A Brazilian study with very low birth weight preterm infants, assessed by Bayley II, showed frequency of Mental Development Index (MDI) < 85 in 24 (38.7%) children and Psychomotor Development Index (PDI) < 85 in 16 (25.8%) preterm infants at 22-24 months corrected age. Compared to this study, the difference between the deficit percentages can be attributed to the difference in the frequency of periventricular leukomalacia and in the method used for the evaluation of development.10

The structural differences between Bayley II and Bayley III make it difficult to compare the scores and the levels of delay obtained in the two methods. Maguire et al. found a frequency of delayed mental development of 21.3% and 31.6% of delayed motor development in a similar population, i.e., preterm newborns with gestational age below 32 weeks and with mean weight of 1,261 g, assessed by Bayley II, at 2 years.21

These studies suggest that Bayley III could underestimate the rates of delay.10,21 Likewise, recent studies showed that the cognitive score obtained in the application of Bayley III was significantly higher than MDI assessed by Bayley II in term and preterm infants.22 In order to interpret the differences between the two methods, Lowe et al.,22 using analysis of covariance, developed a mathematical formula to convert the Bayley III scores into Bayley II scores (Bayley III scores = [0.59 x Bayley II] + 52).
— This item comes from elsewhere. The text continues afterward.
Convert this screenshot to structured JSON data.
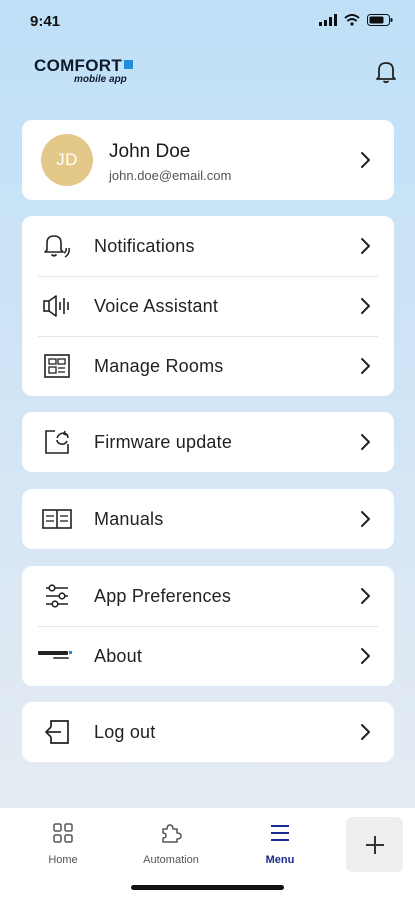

On the other hand, Moore et al.7 showed that MDI scores (Bayley II) and cognitive and language scores (Bayley III) differed in a heterogeneous manner, according to the score values. Thus, for MDI > 85, the corresponding values of Bayley III were similar. However, for MDI scores < 70, the positive predictive value of Bayley III was 78%. Therefore, the authors proposed using a cutoff point of Bayley III lower than 80 to detect moderate/severe involvement with sensibility of 89% and specificity of 99%, compared to 58 and 100%, respectively, when the Bayley III cutoff point below 70 was adopted.

The comparison of the groups with and without abnormalities in the subscales of this research showed that Apgar scores at the 1st and 5th minute, urinary tract infection and sepsis were more frequent in children with cognitive impairment; however, such factors did not present statistical significant in the linear multiple regression.
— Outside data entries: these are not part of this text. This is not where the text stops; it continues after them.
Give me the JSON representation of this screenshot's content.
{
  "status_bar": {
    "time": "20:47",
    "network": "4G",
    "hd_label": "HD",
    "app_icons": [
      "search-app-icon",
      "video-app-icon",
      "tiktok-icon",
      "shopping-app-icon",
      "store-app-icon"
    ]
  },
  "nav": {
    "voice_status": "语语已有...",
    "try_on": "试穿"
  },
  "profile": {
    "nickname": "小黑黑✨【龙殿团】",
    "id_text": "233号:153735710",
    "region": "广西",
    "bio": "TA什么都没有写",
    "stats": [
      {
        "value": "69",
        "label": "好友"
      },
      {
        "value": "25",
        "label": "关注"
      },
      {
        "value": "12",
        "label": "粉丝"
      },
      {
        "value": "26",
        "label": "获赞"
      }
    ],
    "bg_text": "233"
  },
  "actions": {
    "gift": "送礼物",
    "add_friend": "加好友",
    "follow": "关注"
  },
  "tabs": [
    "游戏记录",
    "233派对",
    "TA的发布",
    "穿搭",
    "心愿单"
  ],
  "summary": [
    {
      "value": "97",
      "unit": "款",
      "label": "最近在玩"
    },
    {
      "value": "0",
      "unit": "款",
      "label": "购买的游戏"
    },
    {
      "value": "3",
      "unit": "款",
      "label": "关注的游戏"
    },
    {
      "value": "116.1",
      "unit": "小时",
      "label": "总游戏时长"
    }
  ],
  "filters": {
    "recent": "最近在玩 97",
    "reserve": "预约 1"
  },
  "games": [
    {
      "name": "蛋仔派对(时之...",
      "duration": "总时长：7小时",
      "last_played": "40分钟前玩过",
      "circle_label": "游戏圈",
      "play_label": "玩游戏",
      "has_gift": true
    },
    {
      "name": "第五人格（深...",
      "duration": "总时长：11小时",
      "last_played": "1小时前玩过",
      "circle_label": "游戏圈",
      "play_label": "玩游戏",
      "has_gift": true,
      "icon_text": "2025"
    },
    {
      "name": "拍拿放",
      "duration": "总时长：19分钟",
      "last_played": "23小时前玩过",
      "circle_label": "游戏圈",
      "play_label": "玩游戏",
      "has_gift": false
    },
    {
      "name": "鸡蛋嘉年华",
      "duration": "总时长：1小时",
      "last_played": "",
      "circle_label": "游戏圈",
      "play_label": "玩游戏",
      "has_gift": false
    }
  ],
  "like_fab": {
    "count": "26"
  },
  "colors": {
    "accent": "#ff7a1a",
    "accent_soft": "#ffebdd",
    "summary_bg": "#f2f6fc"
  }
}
Similar results regarding the presence of infection were found in the literature. Silveira & Procianoy10 found no significant association between levels of cytokines interleukin (IL), IL-6, IL-8, IL-10, IL-1β and tumour necrosis factor alfa (TNF-α) in infants at risk of early sepsis and mental development deficit at 22-24 months corrected age, assessed by Bayley II. Schlapbach et al. evaluated the effect of sepsis with positive blood culture in 541 infants with less than 28 weeks, at 2 years old, by Bayley II. By multivariate analysis, the authors evaluated the neurological impairment (MDI or PDI < 70) or cerebral palsy prognosis. In this study, sepsis with positive blood culture increased the chance of cerebral palsy [odds ratio (OR) = 3.23 (95%CI 1.23-8.48); p = 0.017], with a tendency to greater chance of neurological changes [OR = 1.69 (95%CI 0.96-2.98); p = 0.067]. However, suspect of sepsis without positive blood culture was not associated with neurological deficits at 2 years.23

Comparing groups with or without changes in development also showed higher frequency of periventricular leukomalacia in those with motor and adaptive-behavior abnormalities and of peri-intraventricular hemorrhage in children with language disorders. These factors were recognized as risk factors for neurodevelopmental delays in another study.24

Analysis of factors associated with developmental scores has confirmed that periventricular leukomalacia decreased the scores of cognitive, motor and adaptive behavior development. Similarly, Vohr et al. observed that the peri-intraventricular hemorrhage levels 3/4 and periventricular leukomalacia represented factors associated with higher risk of neurodevelopmental changes,25 similar to those observed in the study by Silveira & Procianoy,10 in which periventricular leukomalacia increased the chance of lower psychomotor development in very low birth weight preterm infants.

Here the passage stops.